Laut Anklageschrift soll der Beschuldigte sein Fahrzeug vor das seiner Frau gestellt haben, um die beiden am Wegfahren zu hindern. Dann seien er und seine Begleiter aus dem Auto gestürmt und hätten Fahrer- und Beifahrertür blockiert. Laut Staatsanwalt riss Mirko B. die Fahrertür auf, packte seine Frau an den Handgelenken und zog sie gewaltsam aus dem Auto. Diese schrie laut um Hilfe und versuchte sich zu befreien, worauf der Beschuldigte sie mit den Armen umschlang. Dann soll er ihr das Handy sowie den Autoschlüssel abgenommen haben, während seine Schwester die zu Boden gefallenen Bankkarten an sich nahm. Die Mittäter hielten solange den Begleiter in Schach, der sich später per Autostopp vom Tatort entfernte. Der Frau gelang es schliesslich, sich loszureissen und in Richtung eines Waldstückes zu fliehen. Sie wurde von ihrem Mann jedoch eingeholt und gewaltsam zum Auto geschleift. Danach wurde sie ohne weitere Gegenwehr, aber gegen ihren Willen, nach Birmenstorf gebracht. Dort rief die Frau die Polizei.
Gab es einen Selbstmordversuch?
Die Befragung des Beschuldigten, eines 40-jährigern Schweizers mit Migrationshintergrund, der im Detailhandel arbeitet, gestaltete sich mühsam. Laut seiner Anwältin leidet der Mann an einem diagnostizierten Sprachdefizit. Er habe in seiner Jugend gestottert und könne sich nicht gut ausdrücken. Auf die Fragen der Gerichtspräsidentin antwortete der Mann stockend und teilweise unzusammenhängend. Seine Frau sei nach der Arbeit ohne nähere Angaben weggegangen und habe ihn und die beiden Kinder alleine gelassen. Er habe irgendwann einen Zettel mit einer Adresse im Waadt gefunden und sich dorthin auf den Weg gemacht. «Ich wollte wissen, ob sie mich betrügt oder ob sie bei einer Kollegin ist», sagte B. aus. Er sei nicht aggressiv, sondern ruhig gewesen. Mit welcher Absicht er seine Begleiter mitnahm, wollte er nicht sagen.
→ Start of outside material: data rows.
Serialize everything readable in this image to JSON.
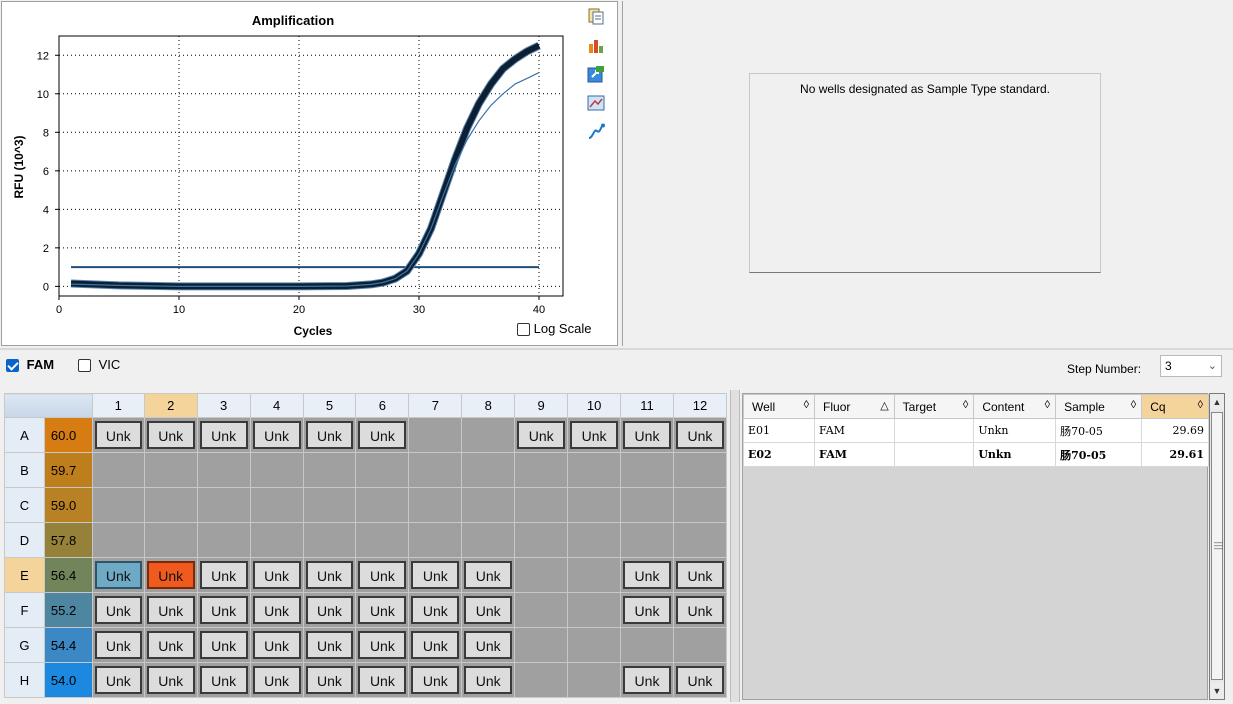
{
  "chart": {
    "title": "Amplification",
    "xlabel": "Cycles",
    "ylabel": "RFU (10^3)",
    "log_scale_label": "Log Scale",
    "log_scale_checked": false
  },
  "chart_data": {
    "type": "line",
    "title": "Amplification",
    "xlabel": "Cycles",
    "ylabel": "RFU (10^3)",
    "xlim": [
      0,
      42
    ],
    "ylim": [
      -0.5,
      13
    ],
    "xticks": [
      0,
      10,
      20,
      30,
      40
    ],
    "yticks": [
      0,
      2,
      4,
      6,
      8,
      10,
      12
    ],
    "grid": true,
    "threshold": 1.0,
    "series": [
      {
        "color": "#0d1f33",
        "x": [
          1,
          5,
          10,
          15,
          20,
          24,
          26,
          27,
          28,
          29,
          30,
          31,
          32,
          33,
          34,
          35,
          36,
          37,
          38,
          39,
          40
        ],
        "y": [
          0.15,
          0.05,
          0.0,
          0.0,
          0.0,
          0.02,
          0.1,
          0.2,
          0.4,
          0.8,
          1.7,
          3.0,
          4.8,
          6.6,
          8.2,
          9.5,
          10.5,
          11.3,
          11.8,
          12.2,
          12.5
        ]
      },
      {
        "color": "#3a75a8",
        "x": [
          1,
          5,
          10,
          15,
          20,
          24,
          26,
          27,
          28,
          29,
          30,
          31,
          32,
          33,
          34,
          35,
          36,
          37,
          38,
          39,
          40
        ],
        "y": [
          0.12,
          0.05,
          0.0,
          0.0,
          0.0,
          0.02,
          0.1,
          0.2,
          0.4,
          0.8,
          1.7,
          3.0,
          4.7,
          6.3,
          7.6,
          8.6,
          9.4,
          10.0,
          10.5,
          10.8,
          11.1
        ]
      }
    ]
  },
  "standard_curve": {
    "message": "No wells designated as Sample Type standard."
  },
  "fluors": [
    {
      "label": "FAM",
      "checked": true
    },
    {
      "label": "VIC",
      "checked": false
    }
  ],
  "step": {
    "label": "Step Number:",
    "value": "3"
  },
  "plate": {
    "columns": [
      "1",
      "2",
      "3",
      "4",
      "5",
      "6",
      "7",
      "8",
      "9",
      "10",
      "11",
      "12"
    ],
    "selected_column": "2",
    "selected_row": "E",
    "rows": [
      {
        "label": "A",
        "temp": "60.0",
        "temp_color": "#d77c12",
        "wells": [
          "Unk",
          "Unk",
          "Unk",
          "Unk",
          "Unk",
          "Unk",
          "",
          "",
          "Unk",
          "Unk",
          "Unk",
          "Unk"
        ]
      },
      {
        "label": "B",
        "temp": "59.7",
        "temp_color": "#bf7e1c",
        "wells": [
          "",
          "",
          "",
          "",
          "",
          "",
          "",
          "",
          "",
          "",
          "",
          ""
        ]
      },
      {
        "label": "C",
        "temp": "59.0",
        "temp_color": "#b78124",
        "wells": [
          "",
          "",
          "",
          "",
          "",
          "",
          "",
          "",
          "",
          "",
          "",
          ""
        ]
      },
      {
        "label": "D",
        "temp": "57.8",
        "temp_color": "#958139",
        "wells": [
          "",
          "",
          "",
          "",
          "",
          "",
          "",
          "",
          "",
          "",
          "",
          ""
        ]
      },
      {
        "label": "E",
        "temp": "56.4",
        "temp_color": "#71845a",
        "wells": [
          "Unk",
          "Unk",
          "Unk",
          "Unk",
          "Unk",
          "Unk",
          "Unk",
          "Unk",
          "",
          "",
          "Unk",
          "Unk"
        ]
      },
      {
        "label": "F",
        "temp": "55.2",
        "temp_color": "#4e86a1",
        "wells": [
          "Unk",
          "Unk",
          "Unk",
          "Unk",
          "Unk",
          "Unk",
          "Unk",
          "Unk",
          "",
          "",
          "Unk",
          "Unk"
        ]
      },
      {
        "label": "G",
        "temp": "54.4",
        "temp_color": "#3b88c4",
        "wells": [
          "Unk",
          "Unk",
          "Unk",
          "Unk",
          "Unk",
          "Unk",
          "Unk",
          "Unk",
          "",
          "",
          "",
          ""
        ]
      },
      {
        "label": "H",
        "temp": "54.0",
        "temp_color": "#1c88df",
        "wells": [
          "Unk",
          "Unk",
          "Unk",
          "Unk",
          "Unk",
          "Unk",
          "Unk",
          "Unk",
          "",
          "",
          "Unk",
          "Unk"
        ]
      }
    ]
  },
  "results": {
    "headers": [
      "Well",
      "Fluor",
      "Target",
      "Content",
      "Sample",
      "Cq"
    ],
    "header_sort_icons": [
      "◊",
      "△",
      "◊",
      "◊",
      "◊",
      "◊"
    ],
    "rows": [
      {
        "well": "E01",
        "fluor": "FAM",
        "target": "",
        "content": "Unkn",
        "sample": "肠70-05",
        "cq": "29.69"
      },
      {
        "well": "E02",
        "fluor": "FAM",
        "target": "",
        "content": "Unkn",
        "sample": "肠70-05",
        "cq": "29.61"
      }
    ]
  },
  "icons": [
    "copy-icon",
    "chart-settings-icon",
    "export-icon",
    "image-icon",
    "curve-icon"
  ]
}
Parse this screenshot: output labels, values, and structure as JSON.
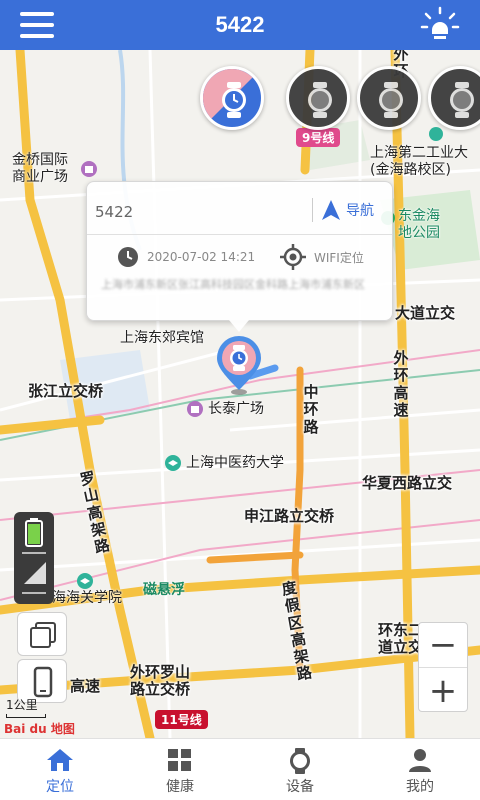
{
  "header": {
    "title": "5422",
    "menu_icon": "menu-icon",
    "light_icon": "light-bulb-icon"
  },
  "map": {
    "pois": [
      {
        "id": "jinqiao",
        "text": "金桥国际\n商业广场"
      },
      {
        "id": "dongjiao",
        "text": "上海东郊宾馆"
      },
      {
        "id": "changtai",
        "text": "长泰广场"
      },
      {
        "id": "tcm",
        "text": "上海中医药大学"
      },
      {
        "id": "jinhai-park",
        "text": "东金海\n地公园"
      },
      {
        "id": "polytech",
        "text": "上海第二工业大\n(金海路校区)"
      },
      {
        "id": "customs",
        "text": "海海关学院"
      },
      {
        "id": "maglev",
        "text": "磁悬浮"
      }
    ],
    "roads": [
      {
        "id": "zhangjiang",
        "text": "张江立交桥"
      },
      {
        "id": "middle-ring",
        "text": "中环路"
      },
      {
        "id": "outer-ring",
        "text": "外环高速"
      },
      {
        "id": "outer-ring-top",
        "text": "外环"
      },
      {
        "id": "dadao",
        "text": "大道立交"
      },
      {
        "id": "luoshan",
        "text": "罗山高架路"
      },
      {
        "id": "huaxia",
        "text": "华夏西路立交"
      },
      {
        "id": "shenjiang",
        "text": "申江路立交桥"
      },
      {
        "id": "dujia",
        "text": "度假区高架路"
      },
      {
        "id": "huandong",
        "text": "环东二\n道立交"
      },
      {
        "id": "outer-luoshan",
        "text": "外环罗山\n路立交桥"
      },
      {
        "id": "gaosu-left",
        "text": "高速"
      }
    ],
    "metro": [
      {
        "id": "line9",
        "text": "9号线",
        "color": "#e04a8c"
      },
      {
        "id": "line11",
        "text": "11号线",
        "color": "#c8102e"
      }
    ],
    "scale": "1公里",
    "attribution": "Bai du 地图"
  },
  "device_avatars": [
    {
      "state": "active"
    },
    {
      "state": "inactive"
    },
    {
      "state": "inactive"
    },
    {
      "state": "inactive"
    }
  ],
  "popup": {
    "device_name": "5422",
    "nav_label": "导航",
    "time": "2020-07-02 14:21",
    "location_type": "WIFI定位",
    "address": "上海市浦东新区张江高科技园区金科路上海市浦东新区"
  },
  "zoom": {
    "in": "+",
    "out": "−"
  },
  "tabs": [
    {
      "label": "定位",
      "icon": "home-icon",
      "active": true
    },
    {
      "label": "健康",
      "icon": "grid-icon",
      "active": false
    },
    {
      "label": "设备",
      "icon": "watch-icon",
      "active": false
    },
    {
      "label": "我的",
      "icon": "user-icon",
      "active": false
    }
  ],
  "colors": {
    "accent": "#3a6fd8",
    "road_major": "#f5c242",
    "road_ramp": "#f2a33a",
    "metro_pink": "#e04a8c"
  }
}
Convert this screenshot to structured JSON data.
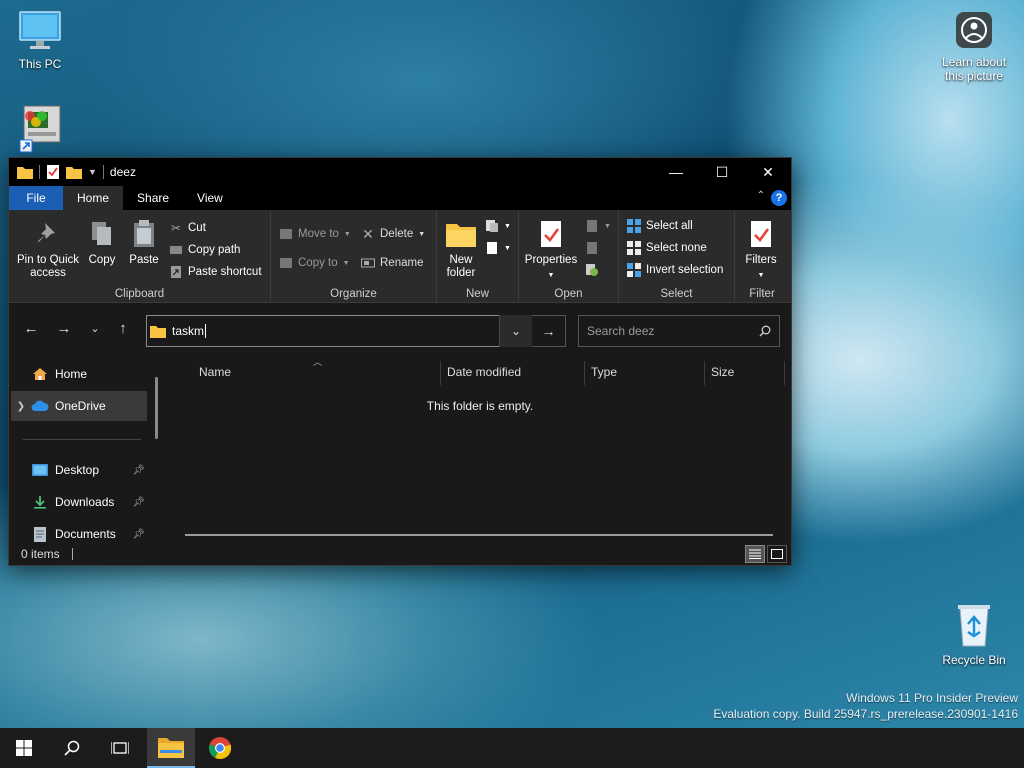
{
  "desktop": {
    "icons": [
      {
        "label": "This PC"
      },
      {
        "label": ""
      },
      {
        "label": "Learn about this picture"
      },
      {
        "label": "Recycle Bin"
      }
    ],
    "watermark": {
      "line1": "Windows 11 Pro Insider Preview",
      "line2": "Evaluation copy. Build 25947.rs_prerelease.230901-1416"
    }
  },
  "window": {
    "title": "deez",
    "controls": {
      "minimize": "—",
      "maximize": "☐",
      "close": "✕"
    },
    "tabs": [
      "File",
      "Home",
      "Share",
      "View"
    ],
    "active_tab": "Home",
    "ribbon": {
      "clipboard": {
        "label": "Clipboard",
        "pin": "Pin to Quick access",
        "copy": "Copy",
        "paste": "Paste",
        "cut": "Cut",
        "copy_path": "Copy path",
        "paste_shortcut": "Paste shortcut"
      },
      "organize": {
        "label": "Organize",
        "move_to": "Move to",
        "copy_to": "Copy to",
        "delete": "Delete",
        "rename": "Rename"
      },
      "new": {
        "label": "New",
        "new_folder": "New folder"
      },
      "open": {
        "label": "Open",
        "properties": "Properties"
      },
      "select": {
        "label": "Select",
        "select_all": "Select all",
        "select_none": "Select none",
        "invert_selection": "Invert selection"
      },
      "filter": {
        "label": "Filter",
        "filters": "Filters"
      }
    },
    "address": {
      "value": "taskm"
    },
    "search": {
      "placeholder": "Search deez"
    },
    "nav": {
      "items": [
        {
          "label": "Home"
        },
        {
          "label": "OneDrive"
        },
        {
          "label": "Desktop"
        },
        {
          "label": "Downloads"
        },
        {
          "label": "Documents"
        }
      ]
    },
    "columns": [
      "Name",
      "Date modified",
      "Type",
      "Size"
    ],
    "empty_message": "This folder is empty.",
    "status": {
      "items": "0 items"
    }
  },
  "colors": {
    "accent": "#1a5fb4",
    "window_bg": "#191919",
    "ribbon_bg": "#2b2b2b",
    "folder_yellow": "#f6c343"
  }
}
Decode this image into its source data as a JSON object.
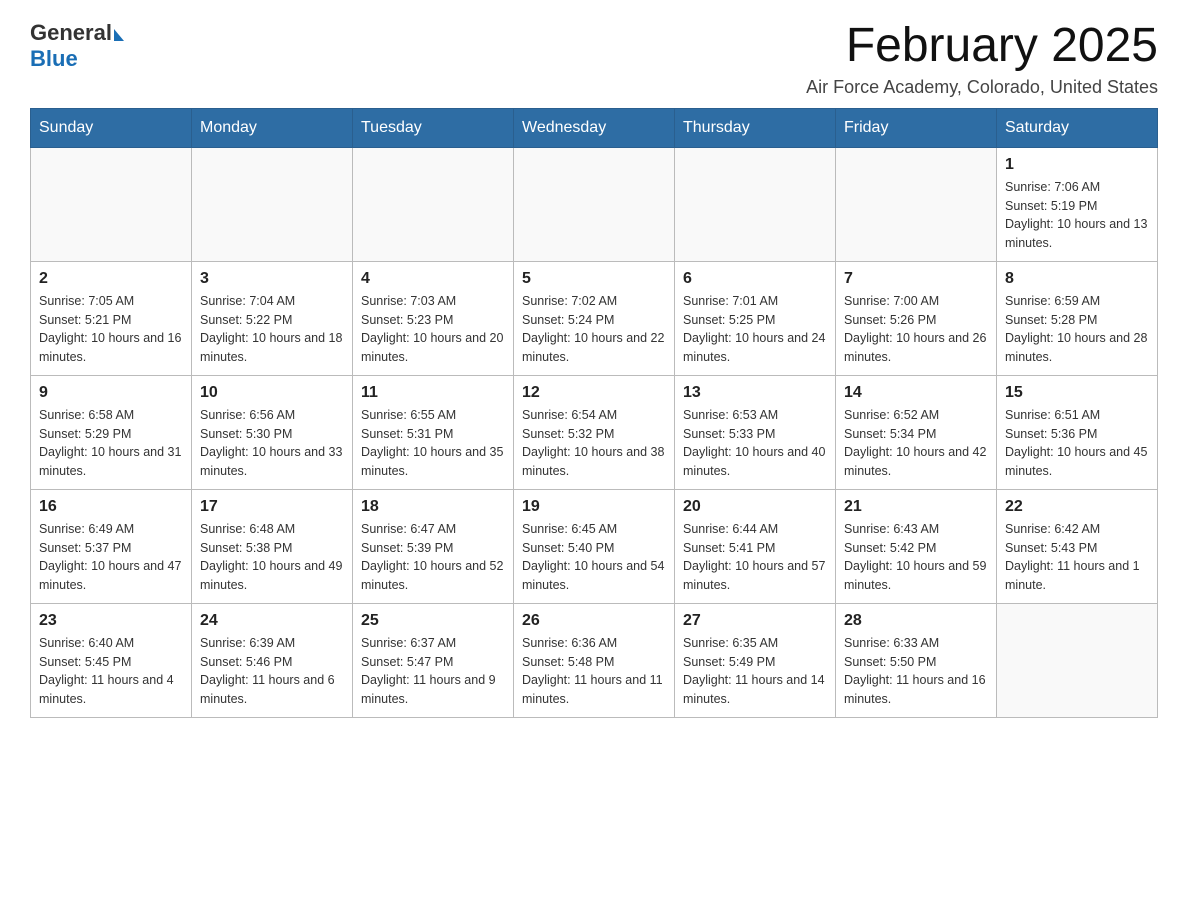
{
  "header": {
    "logo_general": "General",
    "logo_blue": "Blue",
    "month_title": "February 2025",
    "location": "Air Force Academy, Colorado, United States"
  },
  "days_of_week": [
    "Sunday",
    "Monday",
    "Tuesday",
    "Wednesday",
    "Thursday",
    "Friday",
    "Saturday"
  ],
  "weeks": [
    [
      {
        "day": "",
        "info": ""
      },
      {
        "day": "",
        "info": ""
      },
      {
        "day": "",
        "info": ""
      },
      {
        "day": "",
        "info": ""
      },
      {
        "day": "",
        "info": ""
      },
      {
        "day": "",
        "info": ""
      },
      {
        "day": "1",
        "info": "Sunrise: 7:06 AM\nSunset: 5:19 PM\nDaylight: 10 hours and 13 minutes."
      }
    ],
    [
      {
        "day": "2",
        "info": "Sunrise: 7:05 AM\nSunset: 5:21 PM\nDaylight: 10 hours and 16 minutes."
      },
      {
        "day": "3",
        "info": "Sunrise: 7:04 AM\nSunset: 5:22 PM\nDaylight: 10 hours and 18 minutes."
      },
      {
        "day": "4",
        "info": "Sunrise: 7:03 AM\nSunset: 5:23 PM\nDaylight: 10 hours and 20 minutes."
      },
      {
        "day": "5",
        "info": "Sunrise: 7:02 AM\nSunset: 5:24 PM\nDaylight: 10 hours and 22 minutes."
      },
      {
        "day": "6",
        "info": "Sunrise: 7:01 AM\nSunset: 5:25 PM\nDaylight: 10 hours and 24 minutes."
      },
      {
        "day": "7",
        "info": "Sunrise: 7:00 AM\nSunset: 5:26 PM\nDaylight: 10 hours and 26 minutes."
      },
      {
        "day": "8",
        "info": "Sunrise: 6:59 AM\nSunset: 5:28 PM\nDaylight: 10 hours and 28 minutes."
      }
    ],
    [
      {
        "day": "9",
        "info": "Sunrise: 6:58 AM\nSunset: 5:29 PM\nDaylight: 10 hours and 31 minutes."
      },
      {
        "day": "10",
        "info": "Sunrise: 6:56 AM\nSunset: 5:30 PM\nDaylight: 10 hours and 33 minutes."
      },
      {
        "day": "11",
        "info": "Sunrise: 6:55 AM\nSunset: 5:31 PM\nDaylight: 10 hours and 35 minutes."
      },
      {
        "day": "12",
        "info": "Sunrise: 6:54 AM\nSunset: 5:32 PM\nDaylight: 10 hours and 38 minutes."
      },
      {
        "day": "13",
        "info": "Sunrise: 6:53 AM\nSunset: 5:33 PM\nDaylight: 10 hours and 40 minutes."
      },
      {
        "day": "14",
        "info": "Sunrise: 6:52 AM\nSunset: 5:34 PM\nDaylight: 10 hours and 42 minutes."
      },
      {
        "day": "15",
        "info": "Sunrise: 6:51 AM\nSunset: 5:36 PM\nDaylight: 10 hours and 45 minutes."
      }
    ],
    [
      {
        "day": "16",
        "info": "Sunrise: 6:49 AM\nSunset: 5:37 PM\nDaylight: 10 hours and 47 minutes."
      },
      {
        "day": "17",
        "info": "Sunrise: 6:48 AM\nSunset: 5:38 PM\nDaylight: 10 hours and 49 minutes."
      },
      {
        "day": "18",
        "info": "Sunrise: 6:47 AM\nSunset: 5:39 PM\nDaylight: 10 hours and 52 minutes."
      },
      {
        "day": "19",
        "info": "Sunrise: 6:45 AM\nSunset: 5:40 PM\nDaylight: 10 hours and 54 minutes."
      },
      {
        "day": "20",
        "info": "Sunrise: 6:44 AM\nSunset: 5:41 PM\nDaylight: 10 hours and 57 minutes."
      },
      {
        "day": "21",
        "info": "Sunrise: 6:43 AM\nSunset: 5:42 PM\nDaylight: 10 hours and 59 minutes."
      },
      {
        "day": "22",
        "info": "Sunrise: 6:42 AM\nSunset: 5:43 PM\nDaylight: 11 hours and 1 minute."
      }
    ],
    [
      {
        "day": "23",
        "info": "Sunrise: 6:40 AM\nSunset: 5:45 PM\nDaylight: 11 hours and 4 minutes."
      },
      {
        "day": "24",
        "info": "Sunrise: 6:39 AM\nSunset: 5:46 PM\nDaylight: 11 hours and 6 minutes."
      },
      {
        "day": "25",
        "info": "Sunrise: 6:37 AM\nSunset: 5:47 PM\nDaylight: 11 hours and 9 minutes."
      },
      {
        "day": "26",
        "info": "Sunrise: 6:36 AM\nSunset: 5:48 PM\nDaylight: 11 hours and 11 minutes."
      },
      {
        "day": "27",
        "info": "Sunrise: 6:35 AM\nSunset: 5:49 PM\nDaylight: 11 hours and 14 minutes."
      },
      {
        "day": "28",
        "info": "Sunrise: 6:33 AM\nSunset: 5:50 PM\nDaylight: 11 hours and 16 minutes."
      },
      {
        "day": "",
        "info": ""
      }
    ]
  ]
}
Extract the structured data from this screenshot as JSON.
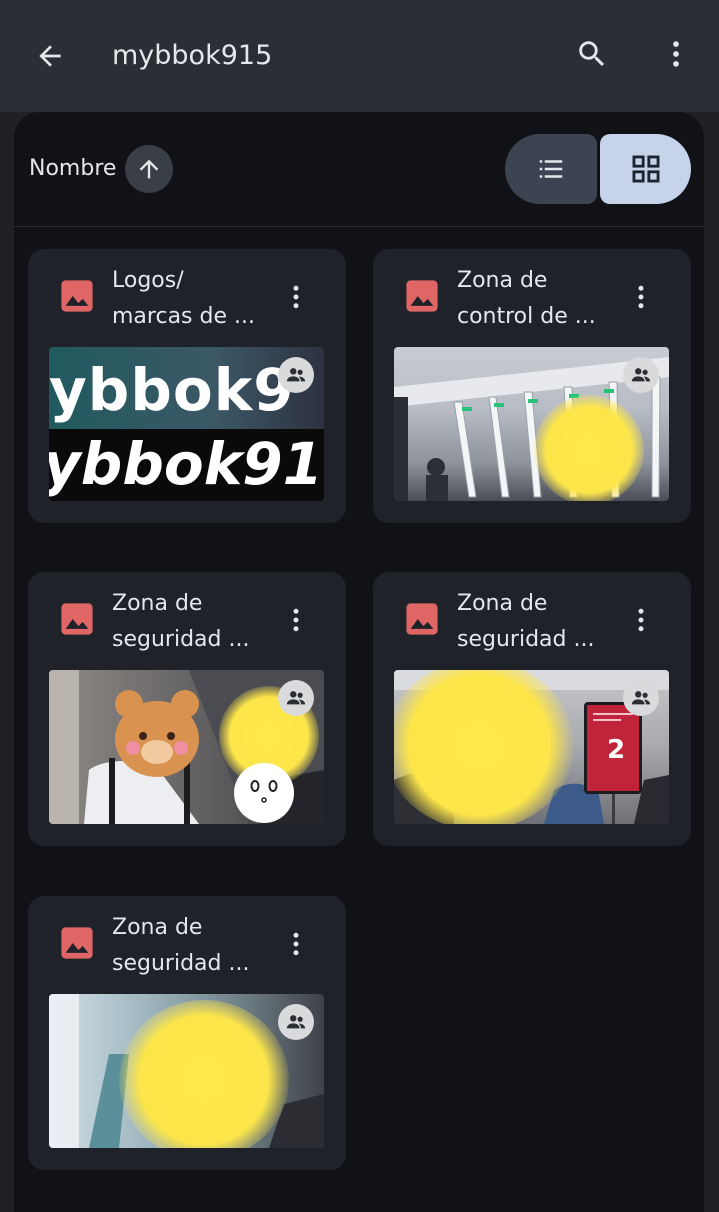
{
  "header": {
    "title": "mybbok915",
    "back_icon": "arrow-back-icon",
    "search_icon": "search-icon",
    "more_icon": "more-vert-icon"
  },
  "sort": {
    "label": "Nombre",
    "direction_icon": "arrow-upward-icon"
  },
  "view_toggle": {
    "list_icon": "list-view-icon",
    "grid_icon": "grid-view-icon",
    "selected": "grid"
  },
  "colors": {
    "header_bg": "#2b2e34",
    "panel_bg": "#101216",
    "card_bg": "#1f2229",
    "image_icon": "#e06666",
    "grid_selected": "#c6d3ea"
  },
  "files": [
    {
      "name_line1": "Logos/",
      "name_line2": "marcas de ...",
      "type_icon": "image-file-icon",
      "shared": true
    },
    {
      "name_line1": "Zona de",
      "name_line2": "control de ...",
      "type_icon": "image-file-icon",
      "shared": true
    },
    {
      "name_line1": "Zona de",
      "name_line2": "seguridad ...",
      "type_icon": "image-file-icon",
      "shared": true
    },
    {
      "name_line1": "Zona de",
      "name_line2": "seguridad ...",
      "type_icon": "image-file-icon",
      "shared": true
    },
    {
      "name_line1": "Zona de",
      "name_line2": "seguridad ...",
      "type_icon": "image-file-icon",
      "shared": true
    }
  ],
  "thumb_text": {
    "logo_top": "ybbok9",
    "logo_bottom": "ybbok91",
    "sign_number": "2"
  }
}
Laut Darstellung des Beschuldigten sei seine Frau, nachdem er sie erwischt habe, in Richtung eines dunklen Waldes gerannt und habe sich umbringen wollen: «Ohne Jacke, ohne Schuhe ist sie in den Wald gerannt». Sie habe sich einen Abhang hinunterstürzen wollen. Daher habe er sie umschlungen, dabei habe sie sich ihre leichten Verletzungen zugezogen. Er habe seine Frau beruhigt und gesagt, dass man nach den gemeinsamen Kindern schauen müsse. Anschliessend sei sie freiwillig mit nach Hause gekommen. Dass sie sich schon länger trennen wollte, habe er nicht gewusst.
Anwältin verweist auf Widersprüche
Das Bild, das die Verteidigerin von ihrem Mandanten zeichnete, war naturgemäss gänzlich anders, als das des Staatsanwalts: «Er ist kein albanischer Patriach, der seine Ehefrau unterdrückt». Vielmehr sei er seiner Frau unterlegen. Diese habe ihn hinters Licht geführt und ihn durch widersprüchliche Signale hingehalten. Noch ein halbes Jahr vor der Tat habe sie ein weiteres gemeinsames Kind gewollt. Darüber hinaus sei sie teilweise handgreiflich ihm gegenüber geworden.
«Ehebruch ist selbstverständlich nicht strafbar», so die Anwältin. Sie wies aber auf die psychische Ausnahmesituation des Beschuldigten zum Tatzeitpunkt hin. In ihrem langen Plädoyer kritisierte sie, dass sich der Staatsanwalt einzig auf die Aussagen der Frau abstütze. Im Strafbefehl wimmle es ausserdem von Fehlern, die nicht mit den Aussagen der Beteiligten übereinstimmten, sagte sie und zählte eine Reihe von Widersprüchen auf. Die Frau selbst, die nach ihrer ersten Aussage ihren Strafantrag zurückgezogen habe, sage ausserdem nicht immer die Wahrheit. So habe ihr Begleiter geglaubt, sie sei bereits seit zwei Jahren von ihrem Mann getrennt. Die Verteidigerin forderte einen Freispruch ihres Mandanten. Dieser beteuerte nochmals unter Tränen er sei unschuldig. Das Gericht sprach ihn vollumfänglich schuldig und verurteilte ihn unter Berücksichtigung der Umstände zu 50 Tagessätzen à 80 Franken (bedingt), statt der geforderten 180 Tagessätze à 70 Franken. Auf eine Busse wurde verzichtet.